Para el siglo que nos ha tocado vivir, el 11 de septiembre fue nuestra invasión de Jerusalén. A estos sucesos improbables e históricamente trascendentes se les llama “Cisnes Negros”. Si dentro de muchos años no tuviéramos referencias para fechar la literatura de nuestros días y tuviéramos que averiguar de qué época podía ser basándonos en los argumentos, personajes y tonos emocionales de las obras, se tomaría el 11 de septiembre como punto de inflexión. Hasta el 10 de septiembre todo estaba controlado.

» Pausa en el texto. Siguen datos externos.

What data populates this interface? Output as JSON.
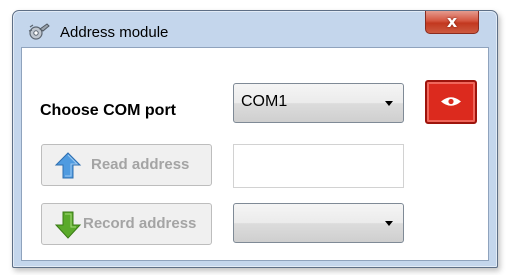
{
  "window": {
    "title": "Address module",
    "close_label": "x",
    "app_icon": "gear-wrench-icon"
  },
  "form": {
    "com_label": "Choose COM port",
    "com_selected": "COM1",
    "record_selected": "",
    "address_value": ""
  },
  "buttons": {
    "connect_icon": "eye-icon",
    "read_label": "Read address",
    "read_icon": "arrow-up-icon",
    "record_label": "Record address",
    "record_icon": "arrow-down-icon"
  },
  "colors": {
    "connect_button": "#dc2a1e",
    "read_arrow": "#4f9be0",
    "record_arrow": "#5aaa2a",
    "disabled_text": "#a4a4a4"
  }
}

Después, todo se tiñe de dolor, pena, frustración e indefensión. Para entenderlo: en viejas películas, en antiguos posters de la ciudad que se ven de vez en cuando por ahí, cuando aparece el World Trade Center tal y como era, cuando vemos gente entrando y saliendo de allí (en un capítulo de los Simpson cuando Homer tiene que ir a recoger su coche que está aparcado entre las dos torres) con toda naturalidad… se nos viene esa sensación de indefensión y pena a la cabeza y un pequeño y fugaz pensamiento: “Ellos aún no saben lo que va a suceder”.

En Elegía para un americano toda la obra está marcada por el suceso (de la misma manera que yo me relaciono con el 11 de marzo en Madrid): estaban allí, les pasó rozando, pero no les lastimó. Y sin embargo, todos los personajes llevan encima el peso de los recuerdos de aquel día, como quien lleva una mochila llena de piedras. Nadie puede desprenderse de esos recuerdos, tienes que aprender a ser más fuerte para soportar más peso. Yo ya no vivo allí, pero da igual. Cada vez que voy a Atocha entro en un suspiro, y no podré remediarlo el resto de mi vida.

Otra bandada de cisnes negros se nos volverá a cruzar por delante de nuestra Historia alguna vez, y será inevitable. Quién sabe en qué videos, en qué fotografías, en qué lugares que desconocemos ahora nos verán dentro de muchos años nuestros descendientes y dirán: “Ellos aún no saben lo que va a suceder”… Eso da angustia, pero ocurrirá. No podemos entender cómo funciona este mundo, no podemos entender al Dios que lo creó, pero no importa demasiado. Ahí es donde cabe la fe.

Una nota más: ya ha pasado la noche, ha salido un sol tenebroso hoy, nublado y soso. Ahora hay otros ruidos más allá de la ventana, algunos un poco más desagradables y menos sugerentes. Abro internet, abro el periódico, y para mi asombro, ETA ha vuelto a matar a un policía con una bomba en el País Vasco. Nunca podrán darnos igual estas noticias, la indefensión y la ira. Qué terrible casualidad, ayer que yo hablaba de sucesos irremediables y dolorosos, una bandada de cisnes negros se ha quedado a vivir en la casa de ese policía. Que Dios bendiga a su familia.